RORY SABBATINI: When I first got out on TOUR and college I was always a person that basically hit the ball as hard as I could. And I had a pretty good power game out there. And over the years I've done a swing change with Dean Reinmuth and going through that and progressively changing my swing to try and make it more consistent I lost a lot of that power. And basically over the last year we have been trying to gear that back up. And then switching to Nike and using their driver and their fairway woods, and then also using the new ball, it just, that alone produced a lot of, a lot more yardage out there for me. But the thing I'm happy with is the fact that I found something that's consistently straight for me and consistently gives me the distance I want.
Q. Will you go into the final round thinking of shooting a particular number or will you just go out and try and play the best golf you can and whatever happens, happens?

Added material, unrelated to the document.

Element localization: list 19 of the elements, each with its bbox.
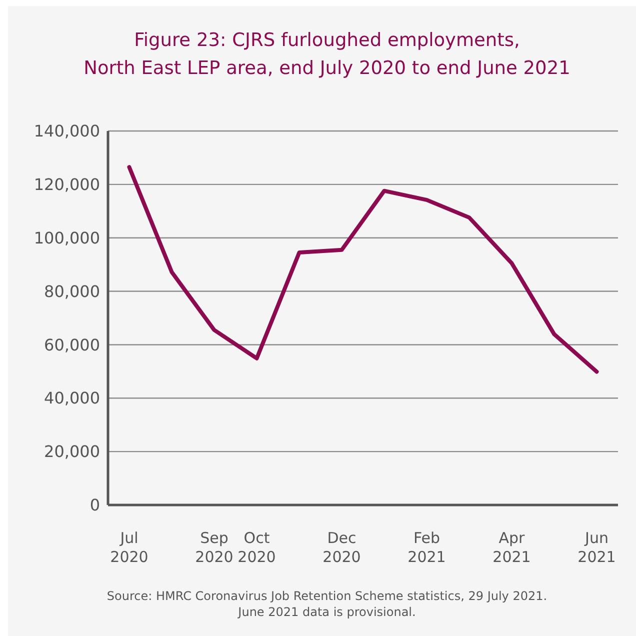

RORY SABBATINI: I'm probably just going to do what I do every day when I go out to the golf course. Just go out there and get loosened up and ready to go. And then once you get out there you don't really go out there looking for any particular number. You kind of go into it with the mind frame of, let's go do a few warm-up laps here, make a few pars in a row, a few good shots, a few good swings. And then the thing that Tiger has become so good at, is he's very much in the mind frame that he can do that and he knows that at any given point in a round he's going to have a session where just everything is going to fall into place. And he just goes gray crazy out there and starts making birdies and eagles. And basically you have to be patient enough to just let that happen. And if you go out there trying to force a number, and things don't get off to the right start, you just put added pressure on yourself.
Q. What did you shoot the day you were chasing down Tiger in the NCAA's?
RORY SABBATINI: I shot 75. And I will note that was the last time Tiger ever shot a 80.
Q. Because of how your season has been so far I think you made a little over $200,000 this year, is that correct, about?
RORY SABBATINI: Yeah.
Q. Are you going to be spending more time, because of how far you are behind Kenny Perry, looking at Kenny Perry and trying to catch him or are you going to be spending more time looking at the leaderboard and seeing where the guys just behind you are?
RORY SABBATINI: I'm unfortunately a person that is a competitor. And I don't like to lose any time, in anything I do. I'm going to go out there tomorrow and I'm going to go out there and try and play as well as I can and who know, maybe catch him. Maybe a miracle will happen and I'll go out and shoot 50. Which I don't see happening on this course, but anything is possible out there. This is a course that you make one little mistake and suddenly it can lead into a big snowball affect. I don't see Kenny doing that, but if it did happen, you got to make sure you also are in a position to go and do that. And if you start focusing on where you are and start focusing on the dollar signs and things like that, you're out there for the wrong reason.
Q. Were there any particular putts right before you birdied nine were there any putts there from like 6 to 8 where you're sitting going, oh, geez, I should have got that one. That was a birdie putt easily I should have made it?
RORY SABBATINI: Well I had a couple opportunities in the round to make putts. I was putting nicely. I was hitting good putts and I just misread one or two and just putts didn't fall in. But that's going to happen. And I'll just try to be patient out there. And when I got to nine and had that putt it was a putt that I looked at and there was no hiding the line. So I knew the line. I just had to get up and execute it. I built up enough confidence in my putter during the round to know that I could hit the putt solidly.
JOEL SCHUCHMANN: We'll go over your scorecard. Start out with an eagle on number one.
RORY SABBATINI: Hit driver off the tee, first cut of left rough. Hit a 4-iron to about 12 feet on the fringe left of the flag and made the putt.
Number 9, I hit 3-wood off the tee, then hit a 9-iron to about 12 feet.
14, hit 3-wood off the tee, and then hit a 7-iron to about 15 feet.
Bogey on 15, hit 5-wood off the tee, hit a wedge left into the like and chipped it up and made the putt.
JOEL SCHUCHMANN: Any more questions? Rory Sabbatini, thank you. Good luck tomorrow.